Because of these complications, Rulene’s doctor recommended she transfer her care to the Colorado Institute for Maternal and Fetal Health, based at Children’s Colorado.
“I was scared, because I hadn’t heard of gastrochisis before, and when I did more research, it made me even more afraid,” said Rulene. But the doctors at Children’s Colorado allayed her fears during her frequent appointments.
“Going to each ultrasound, my doctors made me feel more positive and reassured me,” she added.
Christmas eve delivery
As Rulene’s delivery date approached, her team of caregivers at Children’s Colorado had a meeting with everyone involved in her care, so they were prepared for her daughter’s birth and could answer all of Rulene’s questions.
On Christmas Eve, doctors induced Rulene, and little Kimberly made her appearance into the world. When doctors saw that she only had a small portion of her intestines outside of her body, they opted not to perform surgery, but instead, gently reinserted her intestines back into her stomach and used her umbilical cord and a bandage to cover the area.

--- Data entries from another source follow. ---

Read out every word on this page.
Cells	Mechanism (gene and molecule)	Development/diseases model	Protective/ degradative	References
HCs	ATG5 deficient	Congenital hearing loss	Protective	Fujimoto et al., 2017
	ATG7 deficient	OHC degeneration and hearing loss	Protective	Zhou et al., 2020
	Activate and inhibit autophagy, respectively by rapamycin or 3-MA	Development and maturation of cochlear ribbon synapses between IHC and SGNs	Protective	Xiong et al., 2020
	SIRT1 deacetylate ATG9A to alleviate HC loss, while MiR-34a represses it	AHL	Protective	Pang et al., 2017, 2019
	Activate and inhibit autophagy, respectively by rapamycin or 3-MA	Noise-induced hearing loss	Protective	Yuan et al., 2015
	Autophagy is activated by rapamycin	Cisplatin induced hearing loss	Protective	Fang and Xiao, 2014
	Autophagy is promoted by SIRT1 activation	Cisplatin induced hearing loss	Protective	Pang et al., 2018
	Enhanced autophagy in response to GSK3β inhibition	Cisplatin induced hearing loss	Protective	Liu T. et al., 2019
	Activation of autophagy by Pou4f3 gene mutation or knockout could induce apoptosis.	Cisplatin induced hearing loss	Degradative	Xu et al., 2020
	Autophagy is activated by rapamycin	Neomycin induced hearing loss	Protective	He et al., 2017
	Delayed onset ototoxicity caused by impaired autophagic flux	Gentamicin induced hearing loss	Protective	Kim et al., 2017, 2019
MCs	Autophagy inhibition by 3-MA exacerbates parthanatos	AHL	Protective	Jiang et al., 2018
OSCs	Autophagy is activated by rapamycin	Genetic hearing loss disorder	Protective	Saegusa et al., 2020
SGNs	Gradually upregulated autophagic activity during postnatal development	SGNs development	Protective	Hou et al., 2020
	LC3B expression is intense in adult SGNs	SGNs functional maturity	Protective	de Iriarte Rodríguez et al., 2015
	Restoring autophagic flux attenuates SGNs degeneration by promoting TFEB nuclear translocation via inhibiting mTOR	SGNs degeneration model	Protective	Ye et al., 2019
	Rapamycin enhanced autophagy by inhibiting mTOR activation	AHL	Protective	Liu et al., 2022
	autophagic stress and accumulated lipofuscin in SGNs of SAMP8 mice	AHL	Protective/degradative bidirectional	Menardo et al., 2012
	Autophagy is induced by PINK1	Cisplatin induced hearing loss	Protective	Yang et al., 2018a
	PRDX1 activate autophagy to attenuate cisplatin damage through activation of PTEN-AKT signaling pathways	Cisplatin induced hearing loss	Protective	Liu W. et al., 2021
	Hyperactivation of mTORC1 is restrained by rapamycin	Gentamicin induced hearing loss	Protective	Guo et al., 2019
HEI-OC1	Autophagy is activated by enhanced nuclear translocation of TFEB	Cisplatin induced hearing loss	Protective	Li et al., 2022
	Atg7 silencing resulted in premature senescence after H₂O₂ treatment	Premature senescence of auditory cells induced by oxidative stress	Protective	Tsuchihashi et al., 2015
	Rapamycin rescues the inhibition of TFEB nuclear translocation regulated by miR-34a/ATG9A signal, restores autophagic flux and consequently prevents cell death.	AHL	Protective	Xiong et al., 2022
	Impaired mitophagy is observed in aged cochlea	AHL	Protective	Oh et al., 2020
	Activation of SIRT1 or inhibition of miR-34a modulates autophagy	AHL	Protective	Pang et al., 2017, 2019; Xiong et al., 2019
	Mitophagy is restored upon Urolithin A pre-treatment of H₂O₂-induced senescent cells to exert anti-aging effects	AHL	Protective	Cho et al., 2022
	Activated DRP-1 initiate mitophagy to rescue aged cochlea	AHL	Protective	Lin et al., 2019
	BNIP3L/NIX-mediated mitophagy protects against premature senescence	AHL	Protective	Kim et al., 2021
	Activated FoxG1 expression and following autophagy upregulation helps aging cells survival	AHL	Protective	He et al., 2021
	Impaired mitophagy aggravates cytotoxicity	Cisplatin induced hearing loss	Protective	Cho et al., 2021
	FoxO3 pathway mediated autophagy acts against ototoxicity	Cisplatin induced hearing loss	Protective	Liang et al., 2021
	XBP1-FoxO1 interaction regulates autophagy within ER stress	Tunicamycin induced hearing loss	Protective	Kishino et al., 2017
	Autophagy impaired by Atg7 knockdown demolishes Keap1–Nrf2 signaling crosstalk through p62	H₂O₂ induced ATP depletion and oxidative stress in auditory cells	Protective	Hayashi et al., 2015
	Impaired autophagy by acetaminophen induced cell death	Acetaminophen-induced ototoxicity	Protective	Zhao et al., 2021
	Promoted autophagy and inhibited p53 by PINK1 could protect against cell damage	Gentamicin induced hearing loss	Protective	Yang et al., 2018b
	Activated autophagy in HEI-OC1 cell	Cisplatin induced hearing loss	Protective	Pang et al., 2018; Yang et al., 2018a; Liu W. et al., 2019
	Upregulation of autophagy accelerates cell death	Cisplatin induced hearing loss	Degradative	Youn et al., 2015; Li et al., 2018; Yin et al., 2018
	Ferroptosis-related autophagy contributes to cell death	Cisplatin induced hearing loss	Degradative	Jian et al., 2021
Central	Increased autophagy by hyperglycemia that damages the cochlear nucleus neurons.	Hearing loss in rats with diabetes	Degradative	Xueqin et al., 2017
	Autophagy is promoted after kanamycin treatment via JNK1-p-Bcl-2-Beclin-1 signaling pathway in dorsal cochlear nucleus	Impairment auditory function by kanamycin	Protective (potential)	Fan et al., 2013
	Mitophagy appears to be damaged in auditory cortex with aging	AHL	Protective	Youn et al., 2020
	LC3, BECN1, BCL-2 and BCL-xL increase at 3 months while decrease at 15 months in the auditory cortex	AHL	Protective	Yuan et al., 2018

Kimberly spent nearly two months in the NICU to allow her digestive system to heal before she could go home.
Rulene said that the hardest part of having Kimberly in the NICU was that her daughter had several tubes that ran from her nose to her stomach for more than a month. The tubes were clearly uncomfortable and made Kimberly cry a lot. “We had to calm her down with a pacifier or sugar water,” said Rulene, “but the nurses were so helpful.”
Kimberly’s bright spirit and positive energy kept Rulene going, along with the support of the doctors, nurses and caregivers that surrounded her.
“We were very thankful to have the experts at Children’s Colorado who knew exactly how to treat these problems in babies,” said Rulene. “In the hospital, there was someone always coming by to talk to me, to help with anything. We were very blessed.”